Anche se in modo un po’ leggero ho descritto la visione degli esponenti marxisti citati all’inizio. E adesso mi tocca la pars destruens che sarà veloce proprio per i molti riferimenti che potete trovare nella nostra Mappa già citata:

  • il popolo, indifferenziato e indignato, non ha un comune denominatore e un comune avversario come ai tempi di Marx e Lenin; la difesa del salario era ovvia, sacrosanta, visibile e tangibile; era il problema; oggi – per ragioni che non approfondisco ma già trattate su HR – il popolo è sempre più composto da individualità e piccoli gruppi variabili: anche restando nelle classi estremamente povere i problemi sono il lavoro (prima del salario), la casa, i servizi per l’infanzia; ma appena appena si sale (come nel caso della piccola borghesia di 100 anni fa, inclusa nell’analisi di Marx) i problemi diventano l’ambiente, la sanità, i diritti civili… Fra i populisti ci sono razzisti e pro-migranti, vaccinisti e anti vaccinisti, piccoli imprenditori e Neet, perché il “popolo” non è una “classe” e non ne può avere l’omogeneità e la comunanza di esperienze e di priorità.

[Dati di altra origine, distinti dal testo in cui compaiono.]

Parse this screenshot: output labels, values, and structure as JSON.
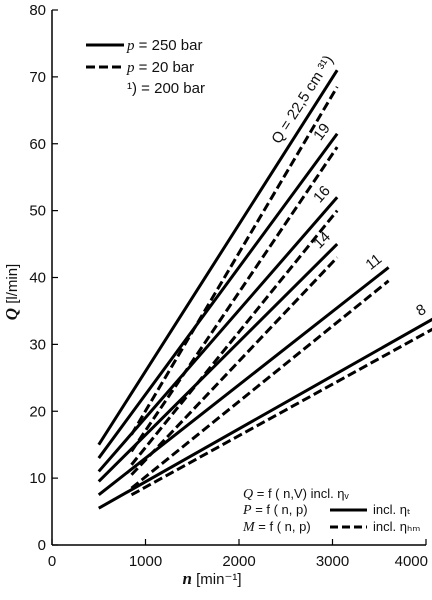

Nella società del secondo millennio, poveri estremi a parte, c’è il problema dell’animalismo, del veganesimo, dei diritti LGBT, delle scie chimiche e del Grande Ordine Mondiale…

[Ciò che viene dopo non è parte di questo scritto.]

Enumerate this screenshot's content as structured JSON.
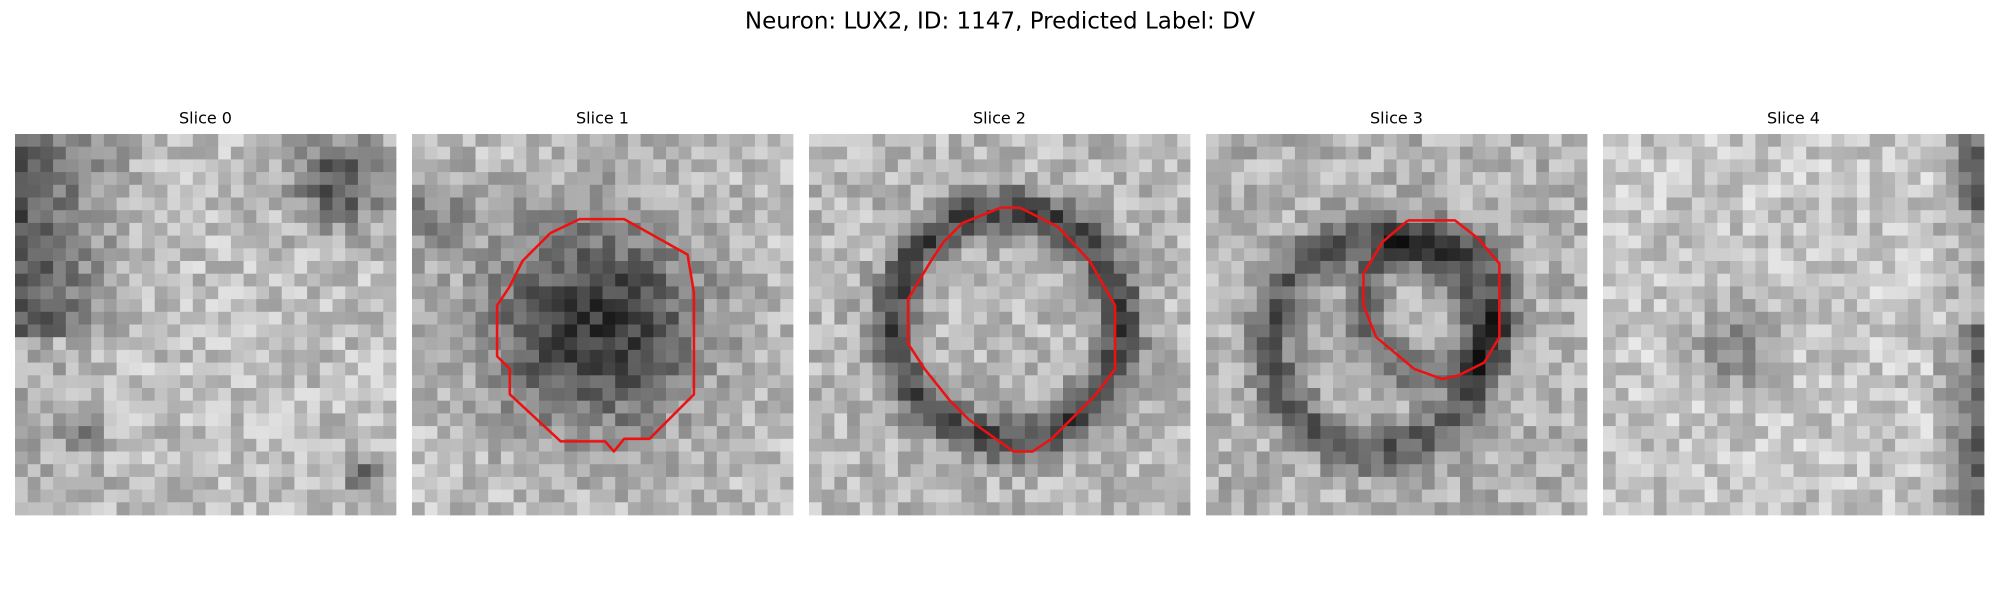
{
  "title": "Neuron: LUX2, ID: 1147, Predicted Label: DV",
  "panels": [
    {
      "title": "Slice 0"
    },
    {
      "title": "Slice 1"
    },
    {
      "title": "Slice 2"
    },
    {
      "title": "Slice 3"
    },
    {
      "title": "Slice 4"
    }
  ]
}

  • l’interclassismo populista si regge proprio sul fatto che è prepolitico (non antipolitico) e lega moltitudini di indignati attraverso gli umori, non con la lente del ragionamento; i populisti “sentono” la loro avversione al sistema ma non hanno analisi e spiegazioni soddisfacenti se non slogan semplicistici, idee pseudo-programmatiche difficilmente realizzabili, devota credulità alle balle diffuse dai loro vertici;
  • il populismo non è pertanto un’idea (o meglio un atteggiamento) realizzatrice; il marxismo, con la sua pretesa di scientificità, voleva costruire un mondo diverso, basato su un programma economico e sociale chiaro; il populismo non vuole costruire qualcosa, vuole protestare. I populisti non lo sanno, sia chiaro; loro credono di avere un programma: credono che dire “reddito minimo!”, “trasparenza!”, “due soli mandati!” sia un programma politico, poi si vede come si comportano quando devono davvero governare.

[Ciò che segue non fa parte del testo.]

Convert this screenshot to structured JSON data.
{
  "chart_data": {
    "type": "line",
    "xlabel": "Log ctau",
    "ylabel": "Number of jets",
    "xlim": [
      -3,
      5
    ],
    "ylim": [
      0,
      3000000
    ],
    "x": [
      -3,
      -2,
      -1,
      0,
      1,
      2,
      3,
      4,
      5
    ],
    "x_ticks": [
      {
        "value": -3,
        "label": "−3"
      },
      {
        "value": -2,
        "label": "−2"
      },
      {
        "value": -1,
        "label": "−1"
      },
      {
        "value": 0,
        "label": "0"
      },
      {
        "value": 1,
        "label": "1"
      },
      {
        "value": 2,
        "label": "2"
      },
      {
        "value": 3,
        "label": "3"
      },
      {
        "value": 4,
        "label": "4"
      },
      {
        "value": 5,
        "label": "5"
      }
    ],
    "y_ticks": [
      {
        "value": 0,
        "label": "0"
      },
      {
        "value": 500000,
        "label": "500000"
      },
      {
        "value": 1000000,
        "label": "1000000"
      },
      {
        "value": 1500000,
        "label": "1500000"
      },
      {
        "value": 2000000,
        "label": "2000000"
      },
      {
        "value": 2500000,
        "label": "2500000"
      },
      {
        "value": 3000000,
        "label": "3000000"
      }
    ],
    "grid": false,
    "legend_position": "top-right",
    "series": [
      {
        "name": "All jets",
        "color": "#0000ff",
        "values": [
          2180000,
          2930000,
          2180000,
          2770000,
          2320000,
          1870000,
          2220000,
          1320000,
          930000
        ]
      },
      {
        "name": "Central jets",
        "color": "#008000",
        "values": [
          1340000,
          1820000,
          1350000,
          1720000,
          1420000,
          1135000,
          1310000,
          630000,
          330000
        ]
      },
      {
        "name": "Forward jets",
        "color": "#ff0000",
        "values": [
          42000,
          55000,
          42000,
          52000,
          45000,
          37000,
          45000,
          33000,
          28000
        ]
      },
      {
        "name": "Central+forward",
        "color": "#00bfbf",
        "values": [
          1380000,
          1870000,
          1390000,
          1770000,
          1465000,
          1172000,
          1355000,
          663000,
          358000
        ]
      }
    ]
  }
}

Alla fine della storia, quindi, troviamo questo: il populismo non è educabile; è una forza distruttiva, eversiva, ignorante. Non ha storia, non possiede teoria, non riesce a formulare programmi, è involutivo. Ma quelli che – a partire dalla straordinaria intelligenza individuale, dalla storica e nobile teoria, da decenni di prassi – intendono cavalcare il populismo (tutto quel ben di dio di popolo, e basta un po’ di buona dottrina per incanalarlo contro gli storici nemici di classe!!) scherzano col fuoco. Il populismo è un virus politico, che fa marcire le radici della democrazia, e non consente a nessuno di mettergli le briglie. Gli intellettuali della sinistra radicale sentono una sintonia perché loro stessi sono, in fondo, un po’ populisti (il populismo di sinistra esiste, è noto, è deprecabile come quello di destra); semplicemente sostituiscono al Grande Capo tipico del populismo di destra l’idea della Grande Verità di quello di sinistra (il sol dell’avvenire, la lotta di classe, il materialismo storico…). I populisti di sinistra sono certi della loro Grande Verità e mortificati dalla loro nullità, e vorrebbero educare il popolo populista diffondendo il verbo, trasformandolo in una novella “classe per sé” lanciata – da loro intellettuali – come un ariete sulle malvagità dell’ordoliberismo. Ma non succederà. Succederà invece che avremo qualche populista in più, che sfoggerà qualche vecchia teoria leninista per spiegare perché Grillo, in fondo in fondo, qualche ragione ce l’ha e valga la pena di sostenerla.